Peter decides to crack open his new copy of Loot of Lima while I open Regicide Legacy to play solo while I wait. The first game of the Regicide Legacy campaign is strictly just normal Regicide so it gets the same rating as I would give Regicide.
Would I Buy: Yes.

After my solo game, Peter teaches Loot of Lima, and it is the fucking crunchiest, toughest, thinkiest deduction game I’ve played. It’s so tough picking the best action, and making good deductions is crucial to squeezing out the win. We play two games back to back, with both of us loosing the first game, and me picking up the win after 60 minutes of excruciating concentration. Tremendous game. 10/10. Probably my favorite deduction game as long as I’m playing with other non-emotional robots.
Would I Buy: Yes.

The rest of the game night is just playing the games I got. I had a rough game of Graft because one player got really heated and bent my cards after they busted which is too bad. They were just really frustrated there was literally nothing they could do, and hate playing games where you lose everything for busting and they simply quit.

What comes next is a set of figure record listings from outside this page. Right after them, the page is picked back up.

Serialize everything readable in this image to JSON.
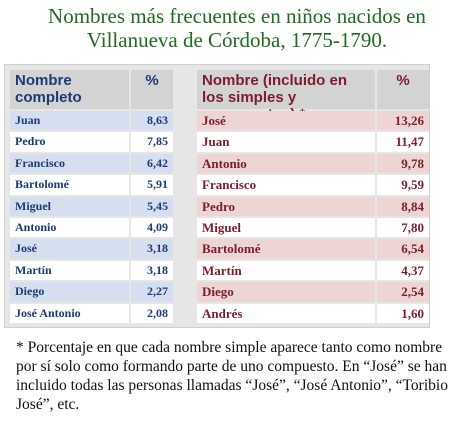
{
  "title": {
    "line1": "Nombres más frecuentes en niños nacidos en",
    "line2": "Villanueva de Córdoba, 1775-1790."
  },
  "left_table": {
    "header_name": "Nombre completo",
    "header_pct": "%",
    "rows": [
      {
        "name": "Juan",
        "pct": "8,63"
      },
      {
        "name": "Pedro",
        "pct": "7,85"
      },
      {
        "name": "Francisco",
        "pct": "6,42"
      },
      {
        "name": "Bartolomé",
        "pct": "5,91"
      },
      {
        "name": "Miguel",
        "pct": "5,45"
      },
      {
        "name": "Antonio",
        "pct": "4,09"
      },
      {
        "name": "José",
        "pct": "3,18"
      },
      {
        "name": "Martín",
        "pct": "3,18"
      },
      {
        "name": "Diego",
        "pct": "2,27"
      },
      {
        "name": "José Antonio",
        "pct": "2,08"
      }
    ]
  },
  "right_table": {
    "header_name": "Nombre (incluido en los simples y compuestos) *",
    "header_pct": "%",
    "rows": [
      {
        "name": "José",
        "pct": "13,26"
      },
      {
        "name": "Juan",
        "pct": "11,47"
      },
      {
        "name": "Antonio",
        "pct": "9,78"
      },
      {
        "name": "Francisco",
        "pct": "9,59"
      },
      {
        "name": "Pedro",
        "pct": "8,84"
      },
      {
        "name": "Miguel",
        "pct": "7,80"
      },
      {
        "name": "Bartolomé",
        "pct": "6,54"
      },
      {
        "name": "Martín",
        "pct": "4,37"
      },
      {
        "name": "Diego",
        "pct": "2,54"
      },
      {
        "name": "Andrés",
        "pct": "1,60"
      }
    ]
  },
  "footnote": "* Porcentaje en que cada nombre simple aparece tanto como nombre por sí solo como formando parte de uno compuesto. En “José” se han incluido todas las personas llamadas “José”, “José Antonio”, “Toribio José”, etc.",
  "colors": {
    "title": "#1f6b1f",
    "left_text": "#1d3a74",
    "right_text": "#7b1d2e",
    "left_stripe": "#d6dff0",
    "right_stripe": "#ecd5d2",
    "header_bg": "#d3d3d3"
  }
}
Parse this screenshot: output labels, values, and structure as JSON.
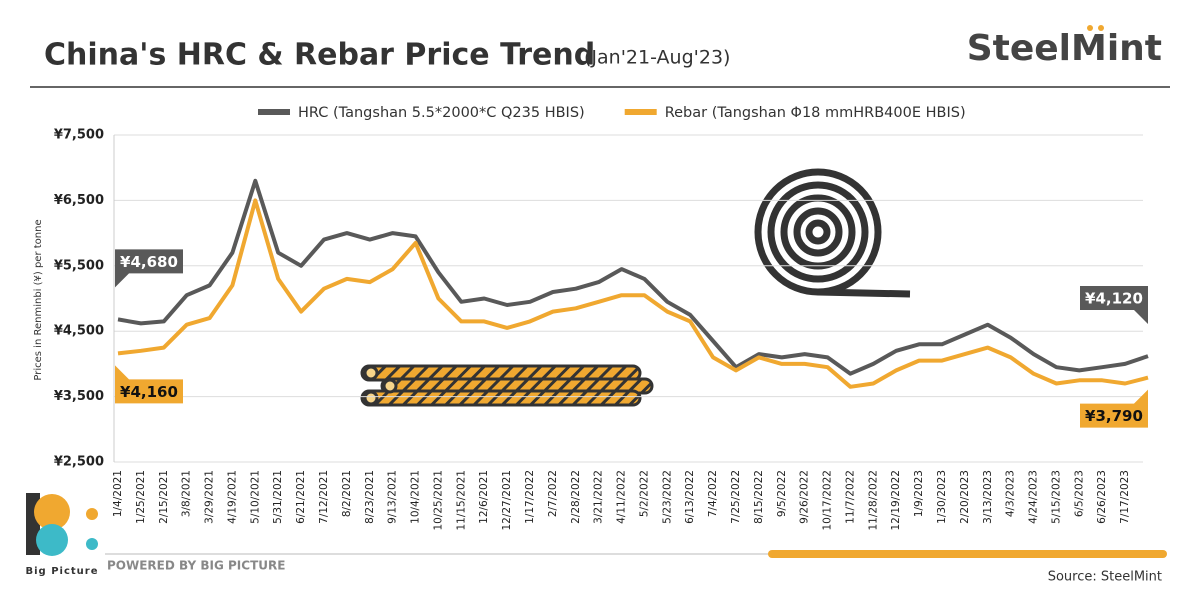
{
  "chart_data": {
    "type": "line",
    "title": "China's HRC & Rebar Price Trend",
    "subtitle": "(Jan'21-Aug'23)",
    "y_label": "Prices in Renminbi (¥) per tonne",
    "categories": [
      "1/4/2021",
      "1/25/2021",
      "2/15/2021",
      "3/8/2021",
      "3/29/2021",
      "4/19/2021",
      "5/10/2021",
      "5/31/2021",
      "6/21/2021",
      "7/12/2021",
      "8/2/2021",
      "8/23/2021",
      "9/13/2021",
      "10/4/2021",
      "10/25/2021",
      "11/15/2021",
      "12/6/2021",
      "12/27/2021",
      "1/17/2022",
      "2/7/2022",
      "2/28/2022",
      "3/21/2022",
      "4/11/2022",
      "5/2/2022",
      "5/23/2022",
      "6/13/2022",
      "7/4/2022",
      "7/25/2022",
      "8/15/2022",
      "9/5/2022",
      "9/26/2022",
      "10/17/2022",
      "11/7/2022",
      "11/28/2022",
      "12/19/2022",
      "1/9/2023",
      "1/30/2023",
      "2/20/2023",
      "3/13/2023",
      "4/3/2023",
      "4/24/2023",
      "5/15/2023",
      "6/5/2023",
      "6/26/2023",
      "7/17/2023",
      null
    ],
    "series": [
      {
        "name": "HRC (Tangshan 5.5*2000*C Q235 HBIS)",
        "color": "#595959",
        "values": [
          4680,
          4620,
          4650,
          5050,
          5200,
          5700,
          6800,
          5700,
          5500,
          5900,
          6000,
          5900,
          6000,
          5950,
          5400,
          4950,
          5000,
          4900,
          4950,
          5100,
          5150,
          5250,
          5450,
          5300,
          4950,
          4750,
          4350,
          3950,
          4150,
          4100,
          4150,
          4100,
          3850,
          4000,
          4200,
          4300,
          4300,
          4450,
          4600,
          4400,
          4150,
          3950,
          3900,
          3950,
          4000,
          4120
        ],
        "value_labels": [
          "¥4,680",
          null,
          null,
          null,
          null,
          null,
          null,
          null,
          null,
          null,
          null,
          null,
          null,
          null,
          null,
          null,
          null,
          null,
          null,
          null,
          null,
          null,
          null,
          null,
          null,
          null,
          null,
          null,
          null,
          null,
          null,
          null,
          null,
          null,
          null,
          null,
          null,
          null,
          null,
          null,
          null,
          null,
          null,
          null,
          null,
          "¥4,120"
        ]
      },
      {
        "name": "Rebar (Tangshan Φ18 mmHRB400E HBIS)",
        "color": "#f0a830",
        "values": [
          4160,
          4200,
          4250,
          4600,
          4700,
          5200,
          6500,
          5300,
          4800,
          5150,
          5300,
          5250,
          5450,
          5850,
          5000,
          4650,
          4650,
          4550,
          4650,
          4800,
          4850,
          4950,
          5050,
          5050,
          4800,
          4650,
          4100,
          3900,
          4100,
          4000,
          4000,
          3950,
          3650,
          3700,
          3900,
          4050,
          4050,
          4150,
          4250,
          4100,
          3850,
          3700,
          3750,
          3750,
          3700,
          3790
        ],
        "value_labels": [
          "¥4,160",
          null,
          null,
          null,
          null,
          null,
          null,
          null,
          null,
          null,
          null,
          null,
          null,
          null,
          null,
          null,
          null,
          null,
          null,
          null,
          null,
          null,
          null,
          null,
          null,
          null,
          null,
          null,
          null,
          null,
          null,
          null,
          null,
          null,
          null,
          null,
          null,
          null,
          null,
          null,
          null,
          null,
          null,
          null,
          null,
          "¥3,790"
        ]
      }
    ],
    "ylim": [
      2500,
      7500
    ],
    "yticks": [
      {
        "value": 2500,
        "label": "¥2,500"
      },
      {
        "value": 3500,
        "label": "¥3,500"
      },
      {
        "value": 4500,
        "label": "¥4,500"
      },
      {
        "value": 5500,
        "label": "¥5,500"
      },
      {
        "value": 6500,
        "label": "¥6,500"
      },
      {
        "value": 7500,
        "label": "¥7,500"
      }
    ],
    "grid": true
  },
  "brand": "SteelMint",
  "footer": {
    "logo_text": "Big Picture",
    "powered_by": "POWERED BY BIG PICTURE",
    "source": "Source: SteelMint"
  }
}
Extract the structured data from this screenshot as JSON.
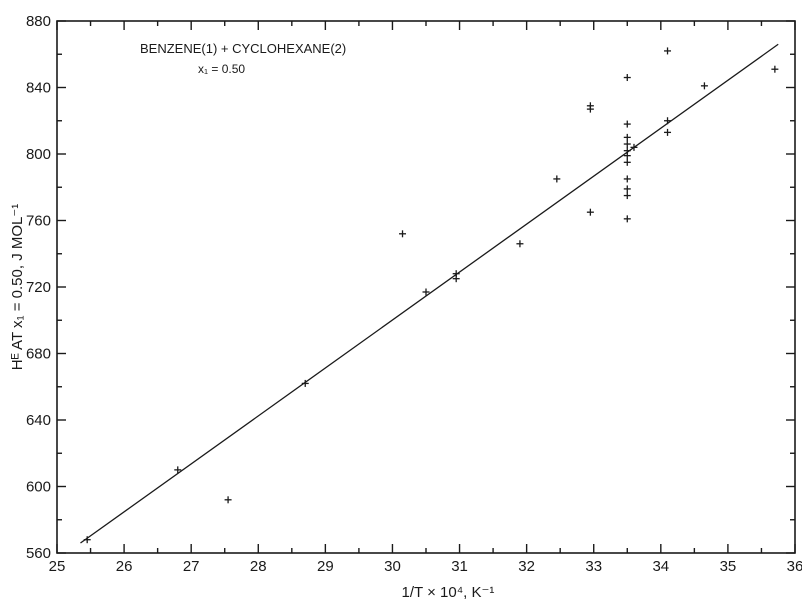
{
  "chart_data": {
    "type": "scatter",
    "xlim": [
      25,
      36
    ],
    "ylim": [
      560,
      880
    ],
    "xticks": [
      25,
      26,
      27,
      28,
      29,
      30,
      31,
      32,
      33,
      34,
      35,
      36
    ],
    "yticks": [
      560,
      600,
      640,
      680,
      720,
      760,
      800,
      840,
      880
    ],
    "xlabel": "1/T × 10⁴, K⁻¹",
    "ylabel": "Hᴱ AT x₁ = 0.50, J MOL⁻¹",
    "annotation": {
      "line1": "BENZENE(1) + CYCLOHEXANE(2)",
      "line2": "x₁ = 0.50"
    },
    "marker": "+",
    "grid": false,
    "series": [
      {
        "points": [
          [
            25.45,
            568
          ],
          [
            26.8,
            610
          ],
          [
            27.55,
            592
          ],
          [
            28.7,
            662
          ],
          [
            30.15,
            752
          ],
          [
            30.5,
            717
          ],
          [
            30.95,
            728
          ],
          [
            30.95,
            725
          ],
          [
            31.9,
            746
          ],
          [
            32.45,
            785
          ],
          [
            32.95,
            829
          ],
          [
            32.95,
            827
          ],
          [
            32.95,
            765
          ],
          [
            33.5,
            846
          ],
          [
            33.5,
            818
          ],
          [
            33.5,
            810
          ],
          [
            33.5,
            806
          ],
          [
            33.5,
            802
          ],
          [
            33.5,
            799
          ],
          [
            33.5,
            795
          ],
          [
            33.5,
            785
          ],
          [
            33.5,
            779
          ],
          [
            33.5,
            775
          ],
          [
            33.5,
            761
          ],
          [
            33.6,
            804
          ],
          [
            34.1,
            862
          ],
          [
            34.1,
            820
          ],
          [
            34.1,
            813
          ],
          [
            34.65,
            841
          ],
          [
            35.7,
            851
          ]
        ]
      }
    ],
    "fit_line": {
      "x": [
        25.35,
        35.75
      ],
      "y": [
        566,
        866
      ]
    }
  }
}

Awesome. Love it. Gamers. I left at 9PM so that I could say good night and go see Jenn because I missed her. I still haven’t told her everything I did during Gen Con because I’ve been falling asleep and resting, but I will tonight (Wednesday) since tonight is date night.

In total I played 66 games (including demos) in 6 days, and 38 of them were unique compared to the 25 games total I played in 2022 where 20 of them were unique. I had a fucking amazing time, and I spent it doing exactly what I wanted to do, hanging out with cool people and playing games. Thanks for reading this Ryan. And maybe Jenn.